Ainda assim a alternativa foi relevante para o acompanhamento pós-operatório de alguns pacientes como Thamara Alves, 29, que realizou a segunda cirurgia de Hallux valgus, conhecida como joanete. "Eu fiz uma cirurgia no pé uma semana antes de ser decretado o isolamento social e eu fiquei me perguntando como daria continuidade ao tratamento, foi quando o dr. Rodrigo ofertou a opção de telemedicina. Eu pude ter o acompanhamento com a mesma qualidade do hospital, mas com a segurança de ficar em casa", ressalta. Por meio de videochamadas, a professora de idiomas faz consultas periódicas.

Devido a uma bronquite alérgica, Thamara Alves teve maior receio de sair de casa, além das dificuldades com o transporte interrompido em Caucaia, onde mora. "É algo muito novo, a gente gosta mais do contato físico de ir na clínica ou no hospital, mas a tecnologia chegou para ficar. Se a gente usa em outras áreas, por quê não também usar essa possibilidade para cuidar da saúde à distância em alguns momentos?", comenta.

Contato

Os pacientes de Vanuza Chagas, médica pediatra, dependem da observação feita pela profissional e dos responsáveis para o acompanhamento da saúde. Nos meses em que ir ao consultório presencialmente ofereciam mais risco aos pequenos, as videochamadas foram a solução.

"Esses atendimentos têm foco em orientações de amamentação, de vacinação, cuidados gerais com a prevenção do coronavírus e dando orientações sobre introdução alimentar. Em pacientes com sintomas de Covid ou outros sintomas clínicos, deixando sempre claro a limitação de não poder fazer o exame físico, orientamos a busca dos serviços de emergência".

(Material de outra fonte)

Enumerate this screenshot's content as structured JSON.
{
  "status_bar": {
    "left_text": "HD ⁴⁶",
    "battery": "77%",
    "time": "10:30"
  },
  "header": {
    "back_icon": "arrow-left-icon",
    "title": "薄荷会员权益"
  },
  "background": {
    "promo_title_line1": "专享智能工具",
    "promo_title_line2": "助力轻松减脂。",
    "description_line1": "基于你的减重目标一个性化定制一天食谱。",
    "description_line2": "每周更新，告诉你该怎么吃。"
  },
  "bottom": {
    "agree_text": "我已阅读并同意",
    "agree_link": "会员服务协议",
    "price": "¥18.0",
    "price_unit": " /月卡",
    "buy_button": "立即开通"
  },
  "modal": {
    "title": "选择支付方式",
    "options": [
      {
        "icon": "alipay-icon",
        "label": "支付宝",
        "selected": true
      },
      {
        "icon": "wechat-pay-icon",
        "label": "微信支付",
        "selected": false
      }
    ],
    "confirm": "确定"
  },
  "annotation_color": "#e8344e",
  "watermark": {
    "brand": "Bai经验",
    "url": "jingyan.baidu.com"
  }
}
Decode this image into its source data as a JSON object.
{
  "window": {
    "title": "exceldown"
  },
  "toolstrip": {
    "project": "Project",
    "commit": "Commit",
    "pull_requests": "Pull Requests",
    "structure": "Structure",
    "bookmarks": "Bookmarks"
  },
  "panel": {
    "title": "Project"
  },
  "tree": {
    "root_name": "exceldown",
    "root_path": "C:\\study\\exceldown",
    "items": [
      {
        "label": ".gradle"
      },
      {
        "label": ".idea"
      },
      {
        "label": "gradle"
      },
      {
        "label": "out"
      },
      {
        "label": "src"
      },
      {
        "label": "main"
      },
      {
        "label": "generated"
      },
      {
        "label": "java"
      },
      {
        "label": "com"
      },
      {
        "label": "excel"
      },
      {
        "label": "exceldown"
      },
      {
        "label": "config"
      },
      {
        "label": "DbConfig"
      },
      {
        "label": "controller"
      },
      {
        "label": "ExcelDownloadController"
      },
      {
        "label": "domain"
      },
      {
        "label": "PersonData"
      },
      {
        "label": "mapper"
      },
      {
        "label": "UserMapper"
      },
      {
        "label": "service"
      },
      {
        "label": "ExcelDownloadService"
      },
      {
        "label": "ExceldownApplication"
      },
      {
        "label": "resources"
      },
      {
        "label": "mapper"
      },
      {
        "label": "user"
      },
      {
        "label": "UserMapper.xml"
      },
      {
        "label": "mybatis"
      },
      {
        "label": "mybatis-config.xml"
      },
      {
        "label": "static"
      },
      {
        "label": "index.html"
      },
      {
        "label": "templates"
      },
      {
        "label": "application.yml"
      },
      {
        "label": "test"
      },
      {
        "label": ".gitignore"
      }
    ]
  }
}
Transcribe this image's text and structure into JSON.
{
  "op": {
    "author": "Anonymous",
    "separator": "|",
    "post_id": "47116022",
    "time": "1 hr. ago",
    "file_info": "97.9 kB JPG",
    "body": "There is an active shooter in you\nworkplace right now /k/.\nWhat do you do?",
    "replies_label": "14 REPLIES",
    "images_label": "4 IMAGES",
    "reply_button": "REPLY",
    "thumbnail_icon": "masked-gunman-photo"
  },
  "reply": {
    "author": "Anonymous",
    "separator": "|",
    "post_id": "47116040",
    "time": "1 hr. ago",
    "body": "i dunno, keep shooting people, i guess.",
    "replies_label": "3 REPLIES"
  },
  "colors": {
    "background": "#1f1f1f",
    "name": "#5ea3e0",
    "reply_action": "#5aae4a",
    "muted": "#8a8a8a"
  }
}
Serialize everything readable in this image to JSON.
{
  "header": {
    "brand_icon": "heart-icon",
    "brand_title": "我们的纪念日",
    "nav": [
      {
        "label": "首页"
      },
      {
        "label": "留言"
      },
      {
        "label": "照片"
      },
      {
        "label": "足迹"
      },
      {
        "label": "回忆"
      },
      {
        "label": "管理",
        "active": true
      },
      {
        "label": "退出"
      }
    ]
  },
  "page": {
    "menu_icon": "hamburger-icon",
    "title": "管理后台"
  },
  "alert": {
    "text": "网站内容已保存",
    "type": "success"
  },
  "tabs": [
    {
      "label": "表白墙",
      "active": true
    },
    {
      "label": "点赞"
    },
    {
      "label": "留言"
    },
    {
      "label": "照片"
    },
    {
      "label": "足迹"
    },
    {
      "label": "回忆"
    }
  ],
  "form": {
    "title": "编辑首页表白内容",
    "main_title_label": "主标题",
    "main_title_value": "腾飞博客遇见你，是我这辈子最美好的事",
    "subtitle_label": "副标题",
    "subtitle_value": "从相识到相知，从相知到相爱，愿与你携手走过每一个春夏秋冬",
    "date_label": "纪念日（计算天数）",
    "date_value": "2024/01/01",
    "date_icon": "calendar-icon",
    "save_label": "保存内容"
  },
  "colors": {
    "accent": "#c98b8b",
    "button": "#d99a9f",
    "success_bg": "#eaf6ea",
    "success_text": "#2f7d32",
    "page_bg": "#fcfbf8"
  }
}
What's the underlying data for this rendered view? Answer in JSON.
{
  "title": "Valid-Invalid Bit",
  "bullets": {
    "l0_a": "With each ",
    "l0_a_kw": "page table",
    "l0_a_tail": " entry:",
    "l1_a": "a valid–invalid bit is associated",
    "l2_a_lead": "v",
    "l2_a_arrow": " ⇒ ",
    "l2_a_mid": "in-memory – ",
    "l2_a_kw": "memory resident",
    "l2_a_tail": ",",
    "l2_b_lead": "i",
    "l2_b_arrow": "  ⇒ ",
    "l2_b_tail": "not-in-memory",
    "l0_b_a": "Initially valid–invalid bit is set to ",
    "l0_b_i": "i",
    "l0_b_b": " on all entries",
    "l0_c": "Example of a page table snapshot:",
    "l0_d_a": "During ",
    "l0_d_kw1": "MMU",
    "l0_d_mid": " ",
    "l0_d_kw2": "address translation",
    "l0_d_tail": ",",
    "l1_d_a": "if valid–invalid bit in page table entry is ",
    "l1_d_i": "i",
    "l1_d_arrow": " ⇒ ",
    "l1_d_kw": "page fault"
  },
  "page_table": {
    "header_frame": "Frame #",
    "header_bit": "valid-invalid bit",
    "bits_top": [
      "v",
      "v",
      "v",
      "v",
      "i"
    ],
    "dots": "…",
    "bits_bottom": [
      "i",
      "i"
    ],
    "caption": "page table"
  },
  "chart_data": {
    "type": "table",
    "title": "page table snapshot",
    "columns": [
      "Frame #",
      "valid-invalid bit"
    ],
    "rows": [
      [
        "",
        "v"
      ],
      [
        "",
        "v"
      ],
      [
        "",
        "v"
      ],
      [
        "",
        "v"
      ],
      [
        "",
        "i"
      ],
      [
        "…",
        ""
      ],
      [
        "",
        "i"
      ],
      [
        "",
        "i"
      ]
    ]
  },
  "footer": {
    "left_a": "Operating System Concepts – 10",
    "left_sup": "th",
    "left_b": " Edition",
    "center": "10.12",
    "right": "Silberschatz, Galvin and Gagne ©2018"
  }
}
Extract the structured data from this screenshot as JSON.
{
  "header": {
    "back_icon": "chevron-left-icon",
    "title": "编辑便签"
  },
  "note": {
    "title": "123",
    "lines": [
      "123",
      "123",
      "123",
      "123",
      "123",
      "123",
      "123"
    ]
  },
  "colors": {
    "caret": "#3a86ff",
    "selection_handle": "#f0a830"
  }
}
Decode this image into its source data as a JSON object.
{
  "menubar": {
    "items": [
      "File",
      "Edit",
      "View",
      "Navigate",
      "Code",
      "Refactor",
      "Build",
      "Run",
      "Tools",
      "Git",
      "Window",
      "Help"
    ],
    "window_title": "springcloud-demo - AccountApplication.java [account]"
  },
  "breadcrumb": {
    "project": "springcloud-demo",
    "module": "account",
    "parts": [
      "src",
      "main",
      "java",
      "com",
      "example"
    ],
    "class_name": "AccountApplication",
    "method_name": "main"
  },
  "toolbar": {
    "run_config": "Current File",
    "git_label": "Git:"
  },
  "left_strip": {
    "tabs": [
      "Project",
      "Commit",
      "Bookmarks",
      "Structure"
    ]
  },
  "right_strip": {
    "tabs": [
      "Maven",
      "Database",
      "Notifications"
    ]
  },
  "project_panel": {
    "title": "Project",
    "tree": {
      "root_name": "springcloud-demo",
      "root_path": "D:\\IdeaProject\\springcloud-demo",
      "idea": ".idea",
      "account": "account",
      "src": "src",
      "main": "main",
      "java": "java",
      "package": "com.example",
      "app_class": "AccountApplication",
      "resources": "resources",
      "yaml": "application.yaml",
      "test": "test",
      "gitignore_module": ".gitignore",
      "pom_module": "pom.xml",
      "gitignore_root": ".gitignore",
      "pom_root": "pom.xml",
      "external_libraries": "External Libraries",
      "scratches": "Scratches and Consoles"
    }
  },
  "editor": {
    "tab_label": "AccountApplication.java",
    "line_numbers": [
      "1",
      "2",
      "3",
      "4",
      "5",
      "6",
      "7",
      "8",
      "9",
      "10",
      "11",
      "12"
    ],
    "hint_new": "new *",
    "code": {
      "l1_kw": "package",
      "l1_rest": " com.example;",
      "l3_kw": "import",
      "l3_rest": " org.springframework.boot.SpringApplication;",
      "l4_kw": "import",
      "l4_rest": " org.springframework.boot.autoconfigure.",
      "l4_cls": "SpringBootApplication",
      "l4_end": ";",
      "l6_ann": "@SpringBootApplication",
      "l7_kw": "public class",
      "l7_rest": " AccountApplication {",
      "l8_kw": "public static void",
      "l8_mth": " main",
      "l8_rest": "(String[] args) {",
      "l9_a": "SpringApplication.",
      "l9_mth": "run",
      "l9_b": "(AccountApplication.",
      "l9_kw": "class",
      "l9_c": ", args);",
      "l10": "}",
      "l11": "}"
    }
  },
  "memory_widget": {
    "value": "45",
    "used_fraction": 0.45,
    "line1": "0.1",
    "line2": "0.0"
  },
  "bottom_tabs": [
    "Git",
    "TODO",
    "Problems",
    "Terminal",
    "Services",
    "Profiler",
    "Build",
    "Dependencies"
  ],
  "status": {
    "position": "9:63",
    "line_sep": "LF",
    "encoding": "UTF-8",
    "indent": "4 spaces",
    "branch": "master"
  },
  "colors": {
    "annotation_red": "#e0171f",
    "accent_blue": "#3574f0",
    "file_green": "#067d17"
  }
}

Cada consulta é registrada em um prontuário eletrônico e as receitas médicas podem ser feitas por meio digital. Ainda no início, era comum os pais irem buscar o documento físico. "A telemedicina veio dar tranquilidade, dar aproximação com as famílias, como dar sequência em alguns aspectos da puericultura (acompanhamento do desenvolvimento dos bebês)". Foi o caso da nutricionista Nonata Viana, 33, que já realizou três consultas por videochamadas para evitar ir às ruas com o filho Edilson Neto, de oito meses. Dessa forma, o processo de medição e pesagem do bebê pode ser feito em casa e registrado, bem como as demandas simples que surgem nesse período.

Essa segurança, principalmente para crianças em processo de desenvolvimento, foi um dos aspectos positivos observados pela especialista, mas que não dispensam os encontros presenciais. "Se aplica bem no período curto e em determinadas situações, mas agora que voltamos ao presencial dá para se fazer uma consulta mais completa", conclui.

Aplicação

Existem três objetivos na área da saúde, como explica o professor da Faculdade de Medicina, Luiz de Oliveira, que podem ser alcançados com a telemedicina: a melhora da qualidade do serviço, a inclusão de mais usuários e a redução de gastos. "Temos dificuldades de ter especialista de determinadas áreas em todas as cidades que precisam deles. Então, é uma questão de equidade, de tornar o sistema de saúde capaz de atender o maior número possível e evitar exclusão de saúde", avalia.

As informações remotas também podem contribuir para a formação de novos profissionais, como acrescenta Luiz de Oliveira. "Saúde digital é uma coisa que deveria ser ensinada nas graduações de todos os cursos da área da saúde. Um médico, enfermeiro, dentista, farmacêutico, para citar as áreas mais tradicionais da saúde, não devem entrar no mercado de trabalho sem saber o que é saúde digital", destaca.